Torres v. State, 241 So. 3d 201 (2018)

April 4, 2018 · District Court of Appeal of Florida, Fourth District · No. 4D17–1364
241 So. 3d 201

Agustin TORRES, Appellant,
v.
STATE of Florida DEPARTMENT OF REVENUE, CHILD SUPPORT PROGRAM and Viviana Torres, Appellees.

No. 4D17-1364

District Court of Appeal of Florida, Fourth District.

[April 4, 2018]

Tracy Belinda Newmark and Natalie Suzanne Kay of Kelley Kronenberg, Plantation, for appellant.

Pamela Jo Bondi, Attorney General and Toni C. Bernstein, Senior Assistant Attorney General, Tallahassee, for appellees.

May, J.

The father challenges a final administrative support order. He argues among other issues that the retroactive child support was inaccurately calculated, and he is entitled to a $200 credit. We agree with him on the $200 credit and reverse in part.

The mother applied for child support services and submitted a financial affidavit and parental information form. The Department of Revenue Child Support Program ("DOR") served the father with a notice of proceeding to establish an administrative support order, and enclosed a financial affidavit and parent information form for the father to complete within 20 days. The father was instructed to submit written proof if he had already provided support for his children.

The father failed to submit either form or any other information.1 The DOR then sent the father a proposed administrative order and enclosed the child support guidelines worksheet and the mother's financial affidavit.
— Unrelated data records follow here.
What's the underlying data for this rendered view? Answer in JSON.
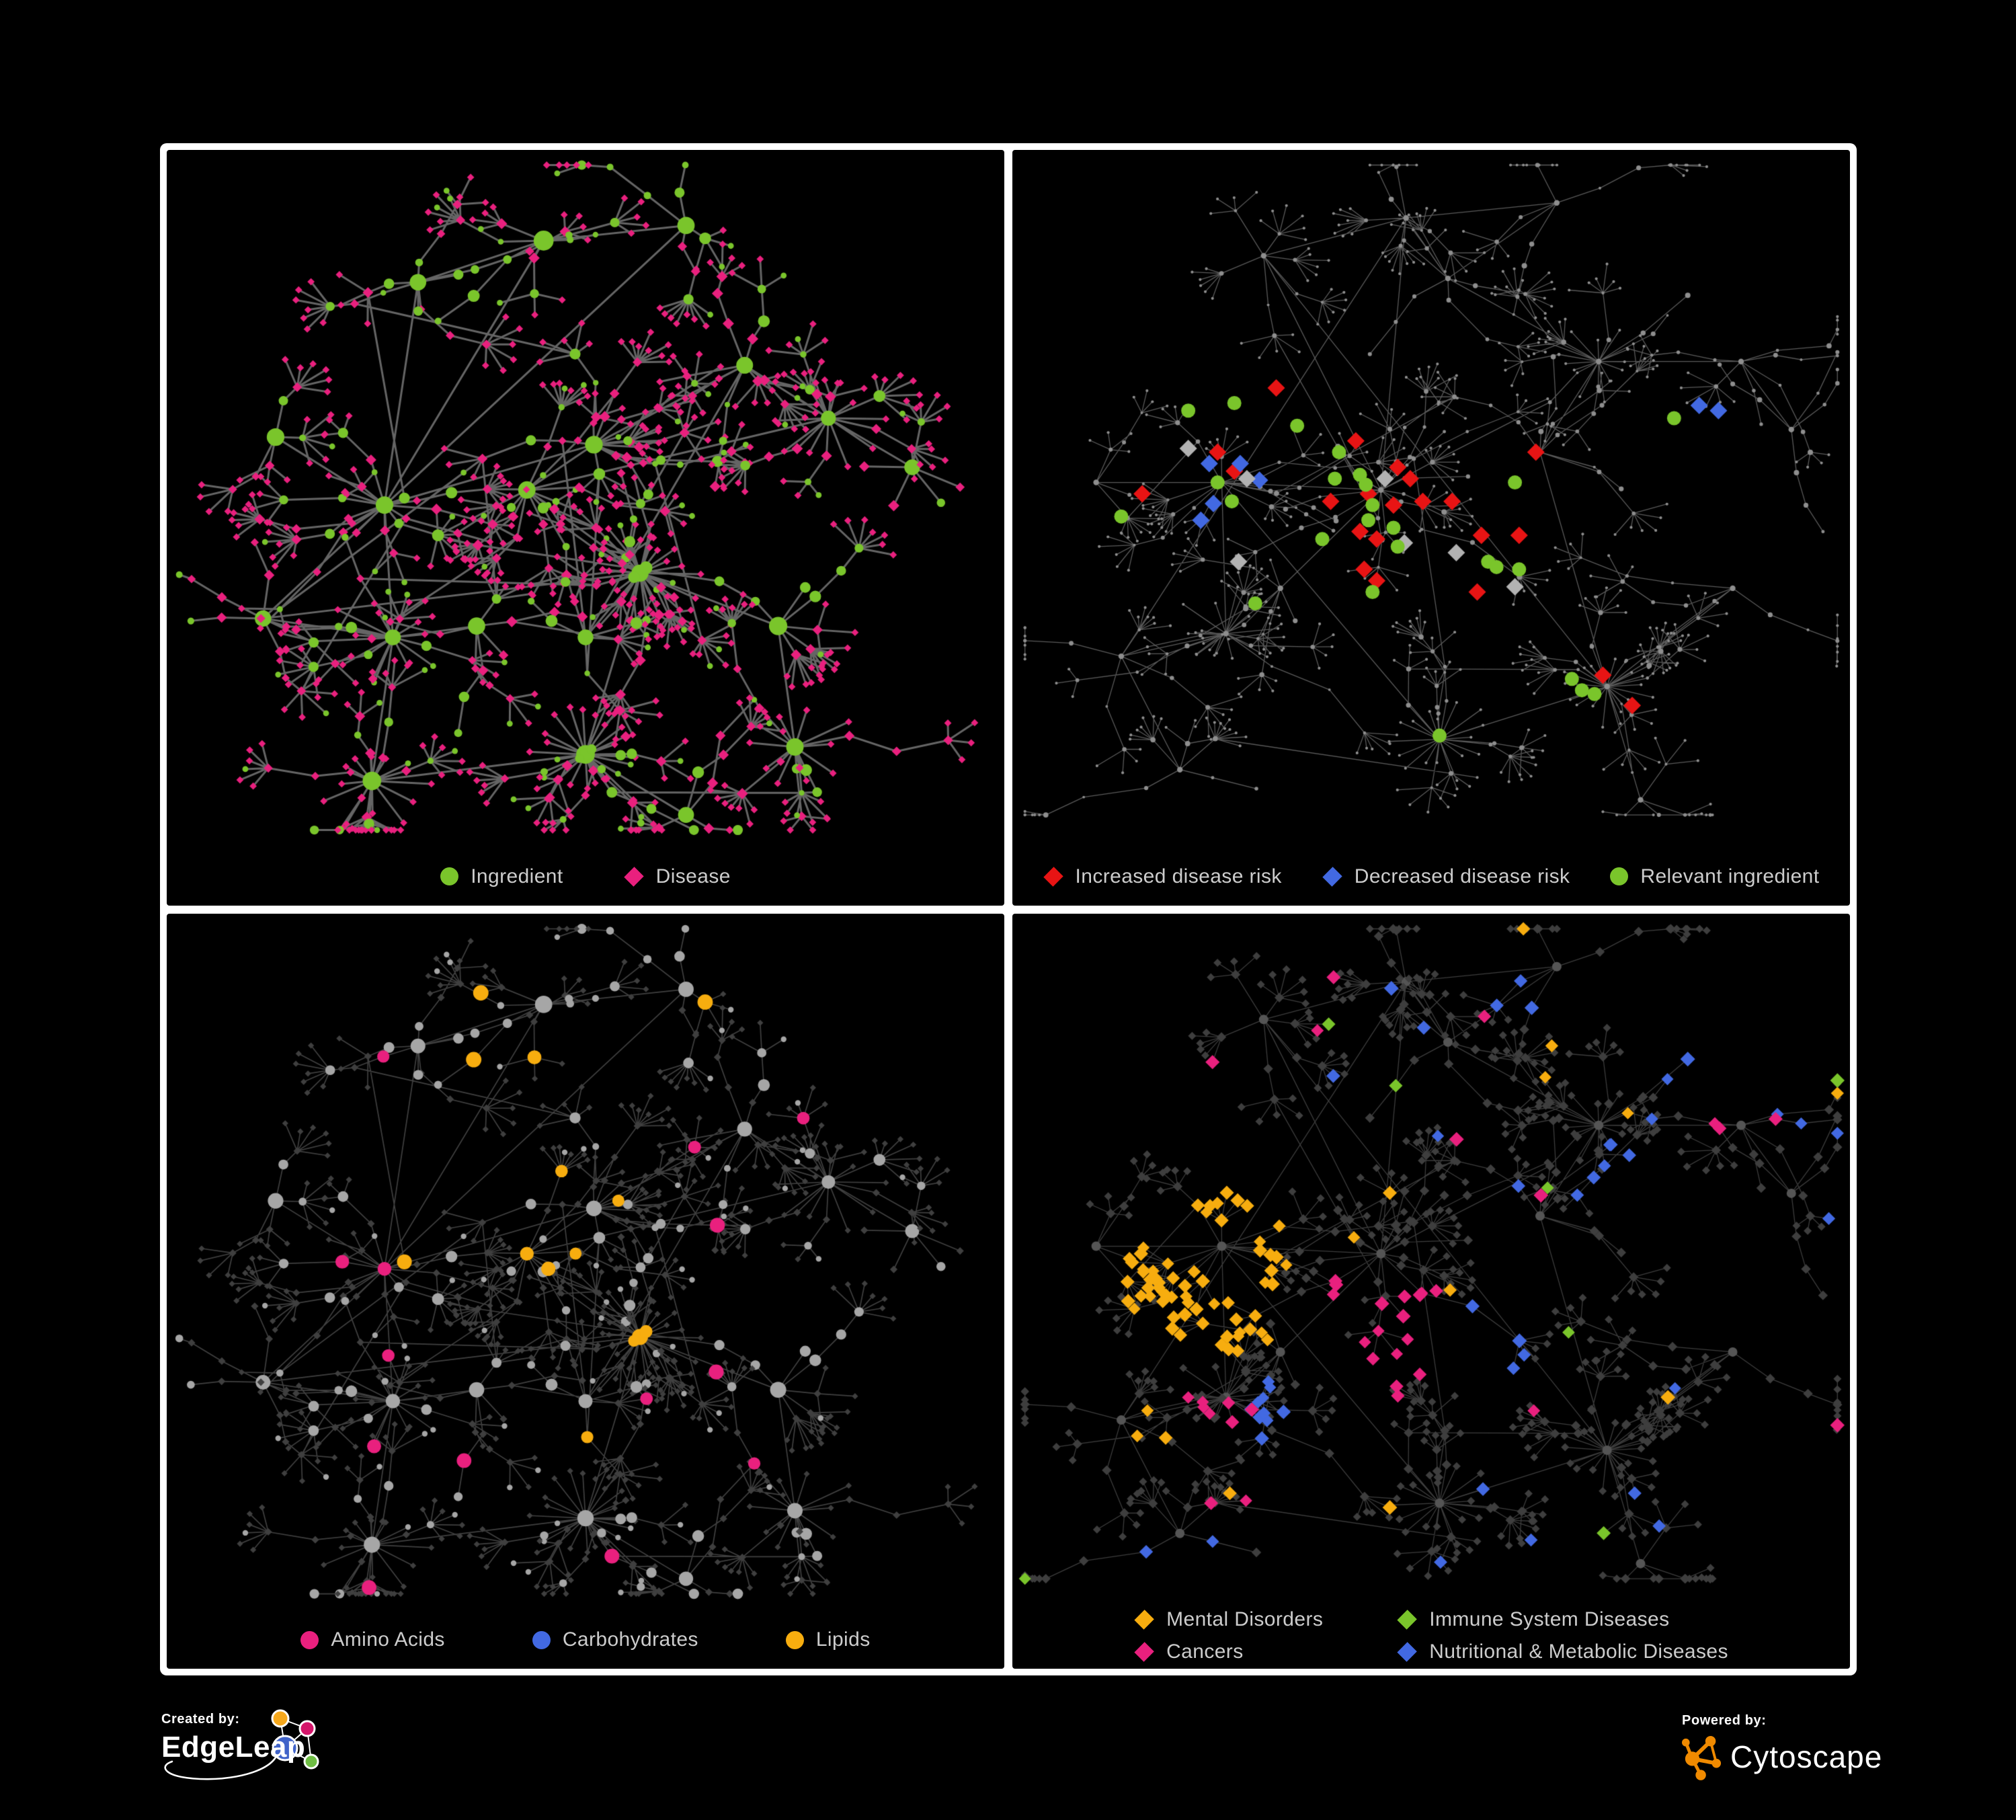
{
  "poster": {
    "background": "#000000",
    "frame_color": "#FFFFFF",
    "panel_background": "#000000"
  },
  "colors": {
    "green": "#7AC52B",
    "pink": "#E9207E",
    "red": "#E81414",
    "blue": "#4269E2",
    "amber": "#F7AD0F",
    "silver": "#B2B2B2",
    "legend_text": "#CCCCCC",
    "edgeleap_orange": "#F6A81C",
    "edgeleap_magenta": "#D4156A",
    "edgeleap_blue": "#4063C9",
    "edgeleap_green": "#6FBE44",
    "cytoscape_orange": "#F08A00"
  },
  "layouts": {
    "A": {
      "seed": 41,
      "step": 0.046,
      "leaf": 0.03,
      "segs": 3,
      "fan": 0.75,
      "cross": 40,
      "maxY": 0.9,
      "hubs": [
        [
          0.26,
          0.47,
          14
        ],
        [
          0.51,
          0.39,
          13
        ],
        [
          0.43,
          0.45,
          11
        ],
        [
          0.565,
          0.56,
          12,
          26
        ],
        [
          0.5,
          0.8,
          10,
          20
        ],
        [
          0.3,
          0.175,
          7
        ],
        [
          0.45,
          0.12,
          6
        ],
        [
          0.27,
          0.645,
          8,
          10
        ],
        [
          0.245,
          0.835,
          7,
          12
        ],
        [
          0.115,
          0.62,
          5
        ],
        [
          0.13,
          0.38,
          4
        ],
        [
          0.69,
          0.285,
          7
        ],
        [
          0.62,
          0.1,
          4
        ],
        [
          0.79,
          0.355,
          7,
          10
        ],
        [
          0.89,
          0.42,
          5
        ],
        [
          0.73,
          0.63,
          6
        ],
        [
          0.75,
          0.79,
          6,
          10
        ],
        [
          0.62,
          0.88,
          4
        ],
        [
          0.37,
          0.63,
          6
        ],
        [
          0.5,
          0.645,
          5
        ]
      ]
    },
    "B": {
      "seed": 7,
      "step": 0.05,
      "leaf": 0.027,
      "segs": 3,
      "fan": 0.8,
      "cross": 26,
      "maxY": 0.88,
      "hubs": [
        [
          0.44,
          0.45,
          16
        ],
        [
          0.25,
          0.44,
          12
        ],
        [
          0.47,
          0.09,
          5
        ],
        [
          0.3,
          0.14,
          6
        ],
        [
          0.52,
          0.17,
          6
        ],
        [
          0.65,
          0.07,
          4
        ],
        [
          0.7,
          0.28,
          8,
          12
        ],
        [
          0.87,
          0.28,
          6
        ],
        [
          0.93,
          0.37,
          4
        ],
        [
          0.63,
          0.4,
          6
        ],
        [
          0.71,
          0.71,
          9,
          18
        ],
        [
          0.51,
          0.78,
          8,
          16
        ],
        [
          0.255,
          0.64,
          7,
          10
        ],
        [
          0.13,
          0.67,
          5
        ],
        [
          0.2,
          0.82,
          5
        ],
        [
          0.32,
          0.58,
          6
        ],
        [
          0.1,
          0.44,
          4
        ],
        [
          0.75,
          0.86,
          4
        ],
        [
          0.86,
          0.58,
          4
        ]
      ]
    }
  },
  "panels": [
    {
      "name": "ingredient-disease-network",
      "layout": "A",
      "legend": {
        "mode": "row",
        "gap": 90,
        "items": [
          {
            "shape": "circle",
            "color": "green",
            "label": "Ingredient"
          },
          {
            "shape": "diamond",
            "color": "pink",
            "label": "Disease"
          }
        ]
      },
      "paint": {
        "kind": "dual",
        "edge": "rgba(112,112,112,0.9)",
        "ew": 3.0,
        "circleColor": "green",
        "diamondColor": "pink",
        "circleProb": 0.44,
        "leafCircleProb": 0.12,
        "sizes": {
          "hub": 11,
          "midMin": 4,
          "midMax": 9,
          "leaf": 4.4,
          "dMidMin": 6,
          "dMidMax": 8.5,
          "dLeaf": 5.4
        },
        "blobs": [
          {
            "hub": 3,
            "color": "green",
            "r": 12
          },
          {
            "hub": 4,
            "color": "green",
            "r": 9
          }
        ]
      }
    },
    {
      "name": "disease-risk-network",
      "layout": "B",
      "legend": {
        "mode": "row",
        "gap": 60,
        "items": [
          {
            "shape": "diamond",
            "color": "red",
            "label": "Increased disease risk"
          },
          {
            "shape": "diamond",
            "color": "blue",
            "label": "Decreased disease risk"
          },
          {
            "shape": "circle",
            "color": "green",
            "label": "Relevant ingredient"
          }
        ]
      },
      "paint": {
        "kind": "spark",
        "edge": "rgba(120,120,120,0.75)",
        "ew": 1.3,
        "node": "#8E8E8E",
        "sizes": {
          "hub": 4.2,
          "mid": 2.7,
          "leaf": 2.1
        },
        "marker": {
          "diamond": 13,
          "circle": 10.5
        },
        "markerShapes": {
          "red": "diamond",
          "blue": "diamond",
          "gray": "diamond",
          "green": "circle"
        },
        "markerColors": {
          "gray": "silver"
        },
        "highlights": {
          "red": [
            [
              0.315,
              0.315
            ],
            [
              0.41,
              0.385
            ],
            [
              0.245,
              0.4
            ],
            [
              0.265,
              0.425
            ],
            [
              0.155,
              0.455
            ],
            [
              0.46,
              0.42
            ],
            [
              0.475,
              0.435
            ],
            [
              0.38,
              0.465
            ],
            [
              0.425,
              0.455
            ],
            [
              0.455,
              0.47
            ],
            [
              0.49,
              0.465
            ],
            [
              0.525,
              0.465
            ],
            [
              0.625,
              0.4
            ],
            [
              0.415,
              0.505
            ],
            [
              0.435,
              0.515
            ],
            [
              0.56,
              0.51
            ],
            [
              0.605,
              0.51
            ],
            [
              0.42,
              0.555
            ],
            [
              0.435,
              0.57
            ],
            [
              0.555,
              0.585
            ],
            [
              0.705,
              0.695
            ],
            [
              0.74,
              0.735
            ]
          ],
          "blue": [
            [
              0.235,
              0.415
            ],
            [
              0.272,
              0.415
            ],
            [
              0.295,
              0.437
            ],
            [
              0.24,
              0.468
            ],
            [
              0.225,
              0.49
            ],
            [
              0.82,
              0.338
            ],
            [
              0.843,
              0.345
            ]
          ],
          "gray": [
            [
              0.21,
              0.395
            ],
            [
              0.28,
              0.435
            ],
            [
              0.445,
              0.435
            ],
            [
              0.27,
              0.545
            ],
            [
              0.468,
              0.52
            ],
            [
              0.53,
              0.533
            ],
            [
              0.6,
              0.578
            ]
          ],
          "green": [
            [
              0.21,
              0.345
            ],
            [
              0.265,
              0.335
            ],
            [
              0.34,
              0.365
            ],
            [
              0.245,
              0.44
            ],
            [
              0.262,
              0.465
            ],
            [
              0.13,
              0.485
            ],
            [
              0.385,
              0.435
            ],
            [
              0.39,
              0.4
            ],
            [
              0.415,
              0.43
            ],
            [
              0.422,
              0.443
            ],
            [
              0.43,
              0.47
            ],
            [
              0.425,
              0.49
            ],
            [
              0.455,
              0.5
            ],
            [
              0.46,
              0.525
            ],
            [
              0.37,
              0.515
            ],
            [
              0.43,
              0.585
            ],
            [
              0.29,
              0.6
            ],
            [
              0.568,
              0.545
            ],
            [
              0.578,
              0.552
            ],
            [
              0.605,
              0.555
            ],
            [
              0.79,
              0.355
            ],
            [
              0.668,
              0.7
            ],
            [
              0.68,
              0.715
            ],
            [
              0.695,
              0.72
            ],
            [
              0.51,
              0.775
            ],
            [
              0.6,
              0.44
            ]
          ]
        }
      }
    },
    {
      "name": "ingredient-class-network",
      "layout": "A",
      "legend": {
        "mode": "row",
        "gap": 130,
        "items": [
          {
            "shape": "circle",
            "color": "pink",
            "label": "Amino Acids"
          },
          {
            "shape": "circle",
            "color": "blue",
            "label": "Carbohydrates"
          },
          {
            "shape": "circle",
            "color": "amber",
            "label": "Lipids"
          }
        ]
      },
      "paint": {
        "kind": "zones",
        "base": "dual",
        "edge": "rgba(160,160,160,0.40)",
        "ew": 1.7,
        "grayCircle": "#A6A6A6",
        "darkDiamond": "#3F3F3F",
        "circleProb": 0.44,
        "leafCircleProb": 0.12,
        "sizes": {
          "hub": 10,
          "midMin": 5,
          "midMax": 9,
          "leaf": 4.2,
          "dMid": 5.6,
          "dLeaf": 4.6,
          "colored": 9
        },
        "zones": [
          [
            "amber",
            0.5,
            0.4,
            0.055,
            0.75
          ],
          [
            "amber",
            0.43,
            0.48,
            0.06,
            0.4
          ],
          [
            "amber",
            0.43,
            0.2,
            0.065,
            0.4
          ],
          [
            "amber",
            0.66,
            0.55,
            0.04,
            0.55
          ],
          [
            "blue",
            0.5,
            0.4,
            0.06,
            0.22
          ],
          [
            "blue",
            0.44,
            0.26,
            0.05,
            0.18
          ],
          [
            "pink",
            0.7,
            0.71,
            0.055,
            0.45
          ]
        ],
        "scatter": [
          [
            "amber",
            0.035,
            0
          ],
          [
            "blue",
            0.01,
            0
          ],
          [
            "pink",
            0.05,
            0.17
          ]
        ],
        "blobs": [
          {
            "hub": 3,
            "color": "amber",
            "r": 12
          }
        ],
        "hubColor": {
          "0": "pink"
        }
      }
    },
    {
      "name": "disease-category-network",
      "layout": "B",
      "legend": {
        "mode": "grid",
        "items": [
          {
            "shape": "diamond",
            "color": "amber",
            "label": "Mental Disorders"
          },
          {
            "shape": "diamond",
            "color": "green",
            "label": "Immune System Diseases"
          },
          {
            "shape": "diamond",
            "color": "pink",
            "label": "Cancers"
          },
          {
            "shape": "diamond",
            "color": "blue",
            "label": "Nutritional & Metabolic Diseases"
          }
        ]
      },
      "paint": {
        "kind": "zones",
        "base": "diamond",
        "edge": "rgba(168,168,168,0.36)",
        "ew": 1.3,
        "darkDiamond": "#3E3E3E",
        "hubCircle": "#555555",
        "sizes": {
          "hub": 7,
          "dMid": 7.2,
          "dLeaf": 6.0,
          "colored": 9
        },
        "zones": [
          [
            "amber",
            0.225,
            0.46,
            0.105,
            0.85
          ],
          [
            "amber",
            0.27,
            0.53,
            0.05,
            0.55
          ],
          [
            "pink",
            0.43,
            0.52,
            0.085,
            0.5
          ],
          [
            "pink",
            0.475,
            0.575,
            0.055,
            0.55
          ],
          [
            "pink",
            0.44,
            0.345,
            0.05,
            0.3
          ],
          [
            "pink",
            0.88,
            0.27,
            0.05,
            0.75
          ],
          [
            "blue",
            0.57,
            0.565,
            0.055,
            0.75
          ],
          [
            "blue",
            0.62,
            0.47,
            0.045,
            0.5
          ],
          [
            "blue",
            0.73,
            0.36,
            0.06,
            0.5
          ],
          [
            "blue",
            0.16,
            0.145,
            0.05,
            0.5
          ],
          [
            "blue",
            0.28,
            0.22,
            0.055,
            0.3
          ],
          [
            "blue",
            0.61,
            0.09,
            0.045,
            0.45
          ],
          [
            "blue",
            0.8,
            0.19,
            0.035,
            0.5
          ],
          [
            "blue",
            0.3,
            0.655,
            0.04,
            0.35
          ],
          [
            "amber",
            0.15,
            0.705,
            0.035,
            0.5
          ],
          [
            "pink",
            0.25,
            0.67,
            0.04,
            0.4
          ]
        ],
        "scatter": [
          [
            "blue",
            0.025,
            0
          ],
          [
            "amber",
            0.012,
            0
          ],
          [
            "pink",
            0.012,
            0
          ],
          [
            "green",
            0.013,
            0
          ]
        ]
      }
    }
  ],
  "footer": {
    "created_by": "Created by:",
    "brand": "EdgeLeap",
    "powered_by": "Powered by:",
    "engine": "Cytoscape"
  }
}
The proposed order informed the father of the projected child support obligations, including retroactive support. The DOR advised the father that he could request a hearing or contact the DOR informally if he disagreed with the proposed order.

Once again, the father neither objected to the proposed order nor requested an administrative hearing. He did not provide any new information to the DOR. This led to the entry of the final administrative support order.

The final order contained the following findings of fact and conclusions of law:

• the father failed to timely request an administrative hearing;
• the father's actual net monthly income was 82% of the combined parental net income;
• the mother was imputed an income equal to full time employment at federal minimum wage because there was a lack of sufficient, reliable information concerning her actual earnings;
• the total monthly child support need;
• the father's share of the monthly child support;
• the father had to pay retroactive support for 28 months; and
• the father's total monthly payment.

From this order, the father now appeals.

In his third issue, the father argues he paid the mother directly during the retroactive period and never received a credit. And, he argues the retroactive period itself was miscalculated as a matter of law. The DOR answers that the father *203waived these arguments; but if the arguments are not waived, it agrees the father is entitled to a $200 credit.

We review retroactive child support awards for an abuse of discretion. Henry v. Henry , 191 So.3d 995, 997 (Fla. 4th DCA 2016).

The father claims he cannot determine whether he received a credit for actual payments made to the mother. But, the record reflects the mother received a $200 payment during the retroactive period. The proposed order fails to reflect that credit.

While not conceding its waiver argument, the DOR admits the father should receive a $200 credit. We agree. We therefore reverse and remand the case only for the father to receive the $200 credit toward retroactive child support.

We find the other issues either waived or without merit.

Affirmed in part; reversed in part and remanded.

Gerber, C.J., and Damoorgian, J., concur.